The following minimum specified ranges are taken from ICH and may be considered as minimum start points for test methods within the scope of this document.
- For the assay, the ICH range is normally from 80% to 120% of the test concentration. If assay and purity are performed together as one test and only a 100% standard is used, linearity should cover the range from the reporting level of the impurities to 120% of the assay specification.
- For determination of an impurity; the range of concentrations used to evaluate the linearity should consist of the quantitation limit and at least 120% greater than the concentration that would be the impurity specification limit.
- For example, if the concentration at the specification limit was 0.2% w/w, and the limit of quantitation was 0.08% w/w then the range should span 0.08% (w/w) to 0.24% w/w. For example, the concentrations for the linearity experiment might be 0.08%, 0.12%, 0.16% 0.20% and 0.24%. More solutions may be evaluated if the linearity range must be extended.
- In cases where specified impurities/degradation products are not available a surrogate material such as a compound with similar structure or API may be used to demonstrate linearity.
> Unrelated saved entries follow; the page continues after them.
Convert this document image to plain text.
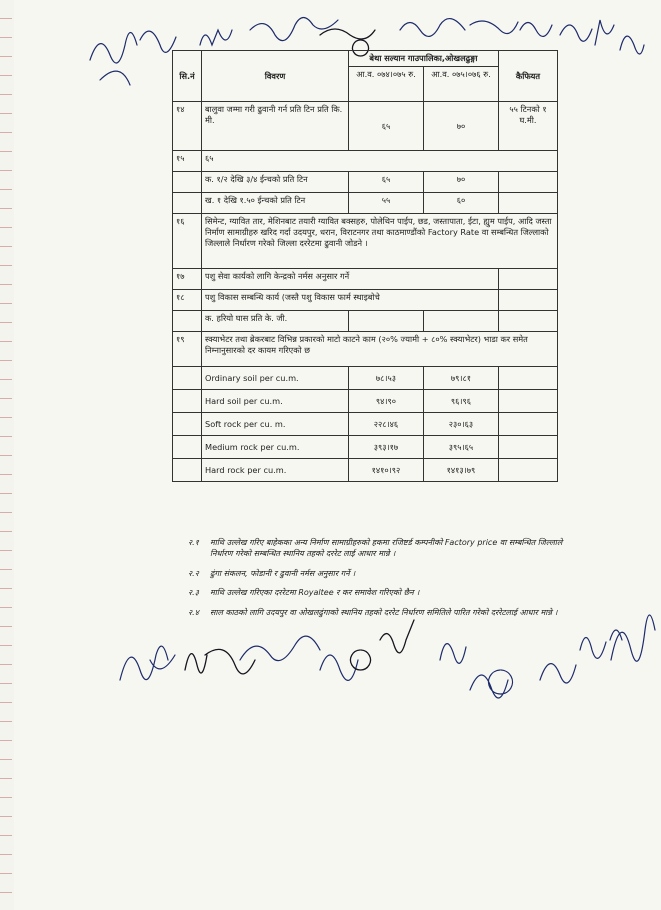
सि.नं	विवरण	बेथा सल्यान गाउपालिका,ओखलढुङ्गा		कैफियत
		आ.व. ०७४।०७५ रु.	आ.व. ०७५।०७६ रु.	
१४	बालुवा जम्मा गरी ढुवानी गर्न प्रति टिन प्रति कि. मी.	६५	७०	५५ टिनको १ घ.मी.
१५	६५			
	क. १/२ देखि ३/४ ईन्चको प्रति टिन	६५	७०	
	ख. १ देखि १.५० ईन्चको प्रति टिन	५५	६०	
१६	सिमेन्ट, ग्यावित तार, मेशिनबाट तयारी ग्यावित बक्सहरु, पोलेथिन पाईप, छड, जस्तापाता, ईटा, ह्युम पाईप, आदि जस्ता निर्माण सामाग्रीहरु खरिद गर्दा उदयपुर, धरान, विराटनगर तथा काठमाण्डौंको Factory Rate वा सम्बन्धित जिल्लाको जिल्लाले निर्धारण गरेको जिल्ला दररेटमा ढुवानी जोडने ।			
१७	पशु सेवा कार्यको लागि केन्द्रको नर्मस अनुसार गर्ने			
१८	पशु विकास सम्बन्धि कार्य (जस्तै पशु विकास फार्म स्थाइबोचे			
	क. हरियो घास प्रति के. जी.			
१९	स्क्याभेटर तथा ब्रेकरबाट विभिन्न प्रकारको माटो काटने काम (२०% ज्यामी + ८०% स्क्याभेटर) भाडा कर समेत निम्नानुसारको दर कायम गरिएको छ			
	Ordinary soil per cu.m.	७८।५३	७९।८१	
	Hard soil per cu.m.	९४।९०	९६।९६	
	Soft rock per cu. m.	२२८।४६	२३०।६३	
	Medium rock per cu.m.	३९३।१७	३९५।६५	
	Hard rock per cu.m.	१४१०।९२	१४१३।७९	
२.१	माथि उल्लेख गरिए बाहेकका अन्य निर्माण सामाग्रीहरुको हकमा रजिष्टर्ड कम्पनीको Factory price वा सम्बन्धित जिल्लाले निर्धारण गरेको सम्बन्धित स्थानिय तहको दररेट लाई आधार मान्ने ।
२.२	ढुंगा संकलन, फोडानी र ढुवानी नर्मस अनुसार गर्ने ।
२.३	माथि उल्लेख गरिएका दररेटमा Royaltee र कर समावेश गरिएको छैन ।
२.४	साल काठको लागि उदयपुर वा ओखलढुंगाको स्थानिय तहको दररेट निर्धारण समितिले पारित गरेको दररेटलाई आधार मान्ने ।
In these cases, a rationale for the use of a surrogate should be given.
- For impurities known to be unusually potent or to produce toxic or unexpected pharmacological effects, the detection/quantitation limit should be commensurate with the level at which the impurities must be controlled.
- For validation of impurity test procedures carried out during development, it may be necessary to consider the range around a suggested (probable) limit.
Recommended Range Data and Acceptance Criteria:
Accuracy, precision, and linearity experiments may include the ranges as described above and should meet their respective criteria.
Specificity
Specificity is the ability of the method to assess unequivocally the analyte in the presence of components, which may be expected to be present. Typically these might include impurities, degradants, matrix, etc. It is suggested to assay the analyte in the presence of known precursors and synthetic impurities or degradation products and demonstrate that there is no interference from those materials. The discriminatory ability of a test method may be confirmed by obtaining positive results (perhaps by comparison with a known reference material) from samples containing the analyte, coupled with negative results from samples which do not contain the analyte.
For example, use of the processing solvents minus the component under analysis may be used as a “blank sample” to demonstrate lack of interference for reaction monitoring samples.
Suggested Specificity Data:
When the analyte and the closest eluting peak are of similar height, a suitable specificity may be shown when the resolution between the analyte and the closest eluting peak is at least 1.3. Non-specific methods may be used if they are used in conjunction with methods that permit the determination of a specific impurity(s). In such instances resolution may be less than 1.3 between the analyte and the closest eluting impurity(s). The components of interest should be sufficiently resolved such that they can be quantified without significant interference. Peaks should be baseline resolved or peaks can be consistently integrated separately even at LOQ levels.
For non-chromatographic methods, compare the responses in the presence and absence of precursors/impurities/degradation products/other materials that might be present. For example, for TLC method specificity may include examination of the TLC plate to confirm that spots have well defined borders with no overlap from other spots.